L’actualisation de la Liste rouge de l’UICN comprend également la réévaluation de la mascotte de la Coupe du Monde 2014 de la FIFA, le tatou à trois bandes du Brésil (Tolypeutes tricinctus). Le nombre de spécimens de cette espèce aurait décliné de plus d’un tiers au cours des 10 à 15 dernières années, en raison d’une perte de 50 % de son habitat, la fruticée sèche de la Caatinga. Elle conserve donc son statut d’espèce Vulnérable.
La fleur nationale des îles Caïmans, l’orchidée Wild banana (Myrmecophila thomsoniana), a été évaluée pour la première fois et a fait son entrée dans la catégorie En danger. Les orchidées Wild banana sont présentes dans les forêts sèches et la fruticée des trois îles de l’archipel des Caïmans, mais sont menacées par la disparition accélérée de leur habitat au profit de la construction de logements et du développement du tourisme. La protection d’un habitat convenable sur les trois îles de l’archipel constitue l’action de conservation la plus urgente en faveur de cette espèce.
La Fougère du Gouverneur Laffan (Diplazium laffanianum) est une fougère relativement grande que l’on trouvait habituellement dans les grottes et les crevasses rocheuses des Bermudes. Désormais, cette espèce est considérée officiellement comme Éteinte à l’état sauvage, suite à la destruction de son habitat par les activités humaines et l’introduction d’espèces exotiques envahissantes. Elle a été vue pour la dernière fois en 1905.
La mise à jour met en exergue la réinsertion d’une espèce de poisson grâce aux mesures de conservation menées sous l’égide de l’Autorité israélienne de protection de la nature et des parcs nationaux. Le statut de l’ablette du Yarkon (Acanthobrama telavivensis), une espèce présente uniquement en Israël, s’est considérablement amélioré, passant de Éteinte à l’état sauvage à Vulnérable.
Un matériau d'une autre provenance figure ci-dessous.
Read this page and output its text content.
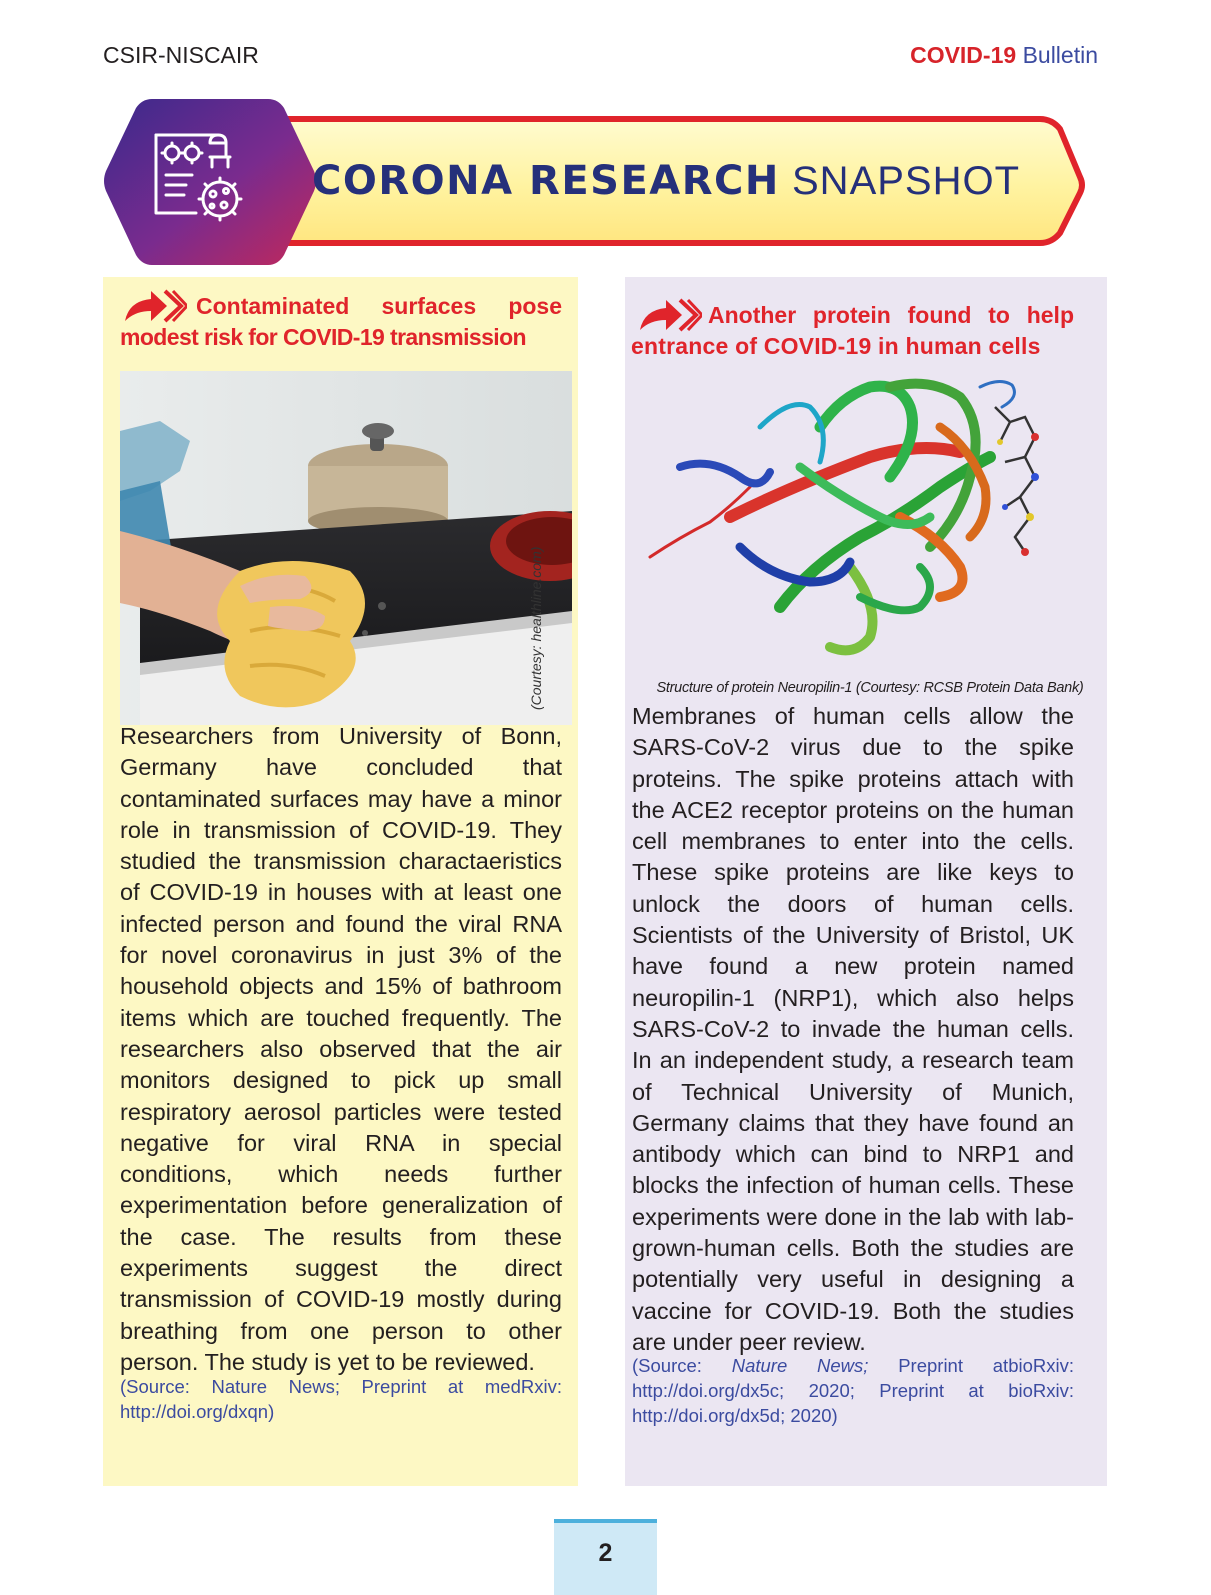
CSIR-NISCAIR	COVID-19 Bulletin
CORONA RESEARCH SNAPSHOT
Contaminated surfaces pose
modest risk for COVID-19 transmission
(Courtesy: healthline.com)
Researchers from University of Bonn, Germany have concluded that contaminated surfaces may have a minor role in transmission of COVID-19. They studied the transmission charactaeristics of COVID-19 in houses with at least one infected person and found the viral RNA for novel coronavirus in just 3% of the household objects and 15% of bathroom items which are touched frequently. The researchers also observed that the air monitors designed to pick up small respiratory aerosol particles were tested negative for viral RNA in special conditions, which needs further experimentation before generalization of the case. The results from these experiments suggest the direct transmission of COVID-19 mostly during breathing from one person to other person. The study is yet to be reviewed.
(Source: Nature News; Preprint at medRxiv: http://doi.org/dxqn)
Another protein found to help
entrance of COVID-19 in human cells
Structure of protein Neuropilin-1 (Courtesy: RCSB Protein Data Bank)
Membranes of human cells allow the SARS-CoV-2 virus due to the spike proteins. The spike proteins attach with the ACE2 receptor proteins on the human cell membranes to enter into the cells. These spike proteins are like keys to unlock the doors of human cells. Scientists of the University of Bristol, UK have found a new protein named neuropilin-1 (NRP1), which also helps SARS-CoV-2 to invade the human cells. In an independent study, a research team of Technical University of Munich, Germany claims that they have found an antibody which can bind to NRP1 and blocks the infection of human cells. These experiments were done in the lab with lab-grown-human cells. Both the studies are potentially very useful in designing a vaccine for COVID-19. Both the studies are under peer review.
(Source: Nature News; Preprint atbioRxiv: http://doi.org/dx5c; 2020; Preprint at bioRxiv: http://doi.org/dx5d; 2020)
2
L’augmentation de la fréquence des épisodes de sécheresse et l’extraction de l’eau pour l’irrigation ont conduit à la destruction du seul habitat qui lui restait dans la rivière Yarkon et dans le ruisseau Tut. L’espèce a été sauvée en transférant 120 des derniers poissons sauvages dans une installation prévue par le programme d’élevage en captivité de l’Université de Tel-Aviv. En 2006, 9 000 ablettes du Yarkon nées en laboratoire ont été réintroduites dans un habitat restauré, dans la rivière Yarkon et dans d’autres rivières d’Israël. Huit ans plus tard, leur population a augmenté considérablement.
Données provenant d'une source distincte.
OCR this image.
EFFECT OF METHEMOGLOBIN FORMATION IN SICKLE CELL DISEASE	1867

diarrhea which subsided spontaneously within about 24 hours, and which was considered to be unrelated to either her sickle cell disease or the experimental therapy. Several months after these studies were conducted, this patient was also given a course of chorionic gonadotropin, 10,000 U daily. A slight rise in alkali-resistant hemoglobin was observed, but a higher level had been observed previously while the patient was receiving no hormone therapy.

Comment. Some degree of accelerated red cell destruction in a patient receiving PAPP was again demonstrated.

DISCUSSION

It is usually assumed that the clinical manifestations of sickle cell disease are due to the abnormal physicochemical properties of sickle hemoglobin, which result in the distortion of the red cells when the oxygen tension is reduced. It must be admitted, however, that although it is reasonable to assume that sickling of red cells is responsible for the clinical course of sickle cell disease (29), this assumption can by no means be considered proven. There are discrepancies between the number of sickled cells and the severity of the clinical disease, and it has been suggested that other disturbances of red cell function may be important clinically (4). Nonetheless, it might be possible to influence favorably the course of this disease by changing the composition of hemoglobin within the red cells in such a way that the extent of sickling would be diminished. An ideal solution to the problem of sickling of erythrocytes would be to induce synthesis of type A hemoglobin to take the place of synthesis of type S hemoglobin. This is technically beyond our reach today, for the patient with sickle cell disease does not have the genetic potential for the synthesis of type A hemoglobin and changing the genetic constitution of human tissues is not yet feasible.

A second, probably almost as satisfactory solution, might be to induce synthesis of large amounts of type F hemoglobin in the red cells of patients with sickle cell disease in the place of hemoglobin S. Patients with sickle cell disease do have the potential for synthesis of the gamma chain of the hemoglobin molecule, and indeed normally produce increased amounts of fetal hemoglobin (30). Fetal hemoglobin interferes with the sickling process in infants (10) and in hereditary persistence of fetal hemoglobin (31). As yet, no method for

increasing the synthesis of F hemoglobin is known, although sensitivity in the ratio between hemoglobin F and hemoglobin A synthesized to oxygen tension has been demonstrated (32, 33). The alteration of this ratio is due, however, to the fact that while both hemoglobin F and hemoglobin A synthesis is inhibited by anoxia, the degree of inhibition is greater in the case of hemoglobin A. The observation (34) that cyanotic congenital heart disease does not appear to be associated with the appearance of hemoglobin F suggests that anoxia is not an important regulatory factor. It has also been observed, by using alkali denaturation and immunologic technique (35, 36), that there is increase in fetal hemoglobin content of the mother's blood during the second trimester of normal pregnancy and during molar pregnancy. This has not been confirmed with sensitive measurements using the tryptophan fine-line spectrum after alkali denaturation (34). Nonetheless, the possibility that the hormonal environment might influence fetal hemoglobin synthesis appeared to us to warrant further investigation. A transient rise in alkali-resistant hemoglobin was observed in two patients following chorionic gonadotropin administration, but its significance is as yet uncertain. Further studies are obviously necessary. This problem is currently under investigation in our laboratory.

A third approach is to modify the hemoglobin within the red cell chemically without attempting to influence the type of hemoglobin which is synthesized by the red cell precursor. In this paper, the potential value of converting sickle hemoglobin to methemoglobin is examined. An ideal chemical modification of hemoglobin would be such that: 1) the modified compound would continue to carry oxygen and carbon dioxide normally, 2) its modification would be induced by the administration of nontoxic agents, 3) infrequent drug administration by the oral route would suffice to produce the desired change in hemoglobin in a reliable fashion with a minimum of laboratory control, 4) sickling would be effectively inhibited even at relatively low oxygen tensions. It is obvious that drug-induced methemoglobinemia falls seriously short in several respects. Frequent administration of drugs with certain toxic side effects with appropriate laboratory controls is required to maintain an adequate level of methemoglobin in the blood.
"Même si la Liste rouge de l’UICN est à chaque fois l’occasion de célébrer quelques réussites en matière de conservation, au vu de la situation actuelle, un long chemin reste encore à parcourir pour atteindre les objectifs de la Convention sur la diversité biologique à l’horizon 2020, date limite que se sont fixée près de 200 gouvernements pour enrayer le déclin de la biodiversité et éviter l’extinction des espèces", affirme Jane Smart, Directrice du Programme mondial de l’UICN pour les espèces. "Nous ne pouvons tout simplement pas nous permettre de ne pas tenir ce délai".